On pourrait multiplier à loisir les exemples qui montrent que le manque de vigilance et la précipitation sont toujours lourds de conséquences. Bien des gens, se laissant éblouir par des apparences trompeuses, s’empressent de sauter sur des opportunités qui s’avèrent être des pièges habilement tendus sur leurs chemins. C’est contre les surprises amères créées par de telles mésaventures que ce proverbe abron nous met en garde : « C’est le poisson qui se précipite sur l’appât qui mord à l’hameçon ».
Il nous dispense des leçons de patience et de prudence, deux vertus que nous avons le plus grand intérêt à nous approprier. Face à la tentation de parler, d’agir ou de réagir dans n’importe quelle circonstance, évitons la précipitation. Donnons-nous toujours un temps de réflexion suffisant pour voir venir les choses et nous assurer que ce que nous allons dire ou faire ne nous donnera pas du remords.
Sachons que tout ce qui est tentant est une source potentielle de danger. Il est par exemple très tentant de répondre favorablement aux provocations d’une charmante dame qui s’attèle à vous séduire avec passion et insistance ; mais si vous commettez l’imprudence de réagir à ses avances à la manière des coureurs de jupons, vous risquez d’avoir des regrets au cas où elle aurait été commise pour vous espionner ou vous entraîner dans un scandale. Bien des personnalités qui ont eu la faiblesse de sauter sur des femmes piégées ont eu à compromettre leurs carrières politiques ou professionnelles.
Il est également tentant, si vous êtes une haute personnalité politique, de répondre sans retenue ou avec énervement à des questions impertinentes qu’un journaliste vous pose à l’occasion d’un évènement.
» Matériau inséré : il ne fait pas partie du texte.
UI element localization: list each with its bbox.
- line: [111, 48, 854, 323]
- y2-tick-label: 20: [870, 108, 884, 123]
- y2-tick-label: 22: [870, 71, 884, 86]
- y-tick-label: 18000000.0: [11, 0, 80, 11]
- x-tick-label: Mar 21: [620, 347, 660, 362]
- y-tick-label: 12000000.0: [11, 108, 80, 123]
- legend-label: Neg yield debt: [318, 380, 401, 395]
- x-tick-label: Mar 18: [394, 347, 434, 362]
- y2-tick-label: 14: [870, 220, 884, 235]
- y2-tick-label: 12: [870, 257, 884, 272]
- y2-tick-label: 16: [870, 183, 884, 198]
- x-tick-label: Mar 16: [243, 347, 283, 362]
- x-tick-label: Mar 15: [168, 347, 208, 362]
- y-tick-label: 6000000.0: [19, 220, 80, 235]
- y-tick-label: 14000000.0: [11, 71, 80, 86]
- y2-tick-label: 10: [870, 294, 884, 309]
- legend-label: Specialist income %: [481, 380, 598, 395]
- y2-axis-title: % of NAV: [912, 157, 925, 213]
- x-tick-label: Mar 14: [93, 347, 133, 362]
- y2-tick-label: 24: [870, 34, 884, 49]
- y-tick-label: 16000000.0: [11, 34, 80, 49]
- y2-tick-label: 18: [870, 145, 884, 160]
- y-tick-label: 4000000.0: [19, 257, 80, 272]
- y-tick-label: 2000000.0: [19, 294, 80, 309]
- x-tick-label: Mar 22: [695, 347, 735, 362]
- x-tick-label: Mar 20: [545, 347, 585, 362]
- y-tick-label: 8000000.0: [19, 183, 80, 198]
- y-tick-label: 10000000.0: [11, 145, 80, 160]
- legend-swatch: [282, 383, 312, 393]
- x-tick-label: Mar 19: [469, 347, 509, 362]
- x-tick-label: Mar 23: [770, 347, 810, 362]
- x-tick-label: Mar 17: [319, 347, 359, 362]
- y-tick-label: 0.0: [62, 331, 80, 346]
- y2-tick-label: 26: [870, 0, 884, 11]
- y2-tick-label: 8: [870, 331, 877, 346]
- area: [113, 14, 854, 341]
Mais, si perdant votre sang froid, vous tenez des propos indignes de votre rang social, vous risquez de tomber dans un piège s’il a été commis pour vous amener à commettre des dérives susceptibles d’être exploités contre vous sur le plan politique. Bien des politiciens ont connu des revers cuisants en adoptant une telle attitude.
Il est tout aussi tentant de se porter acquéreur d’une voiture de luxe que l’on vous propose à un prix incroyablement dérisoire. Si, vous disant que vous n’êtes pas assez stupide pour laisser passer une si belle occasion, vous vous empressez d’acheter ce véhicule, vous risquez d’avoir des regrets. Vous devez vous attendre à vous défendre d’une accusation de recel devant la Justice. Dans une telle situation, vous risquez non seulement de faire la douloureuse expérience de la prison, mais en plus de perdre à la fois le véhicule et votre argent. Vous vous reprocherez alors d’avoir été léger, mais c’est trop tard.
Dans une infinité de circonstances, la tentation de parler, d’agir ou de réagir dans la précipitation, par impulsion ou par intérêt, ne cesse d’attirer des ennuis et des soucis à ceux qui y succombent. Faisons en sorte de ne pas nous retrouver un jour dans la même situation qu’eux. Pour y parvenir, il nous suffit de mettre en pratique les enseignements qui se dégagent de ce proverbe : « C’est le poisson qui se précipite sur l’appât qui mord à l’hameçon ».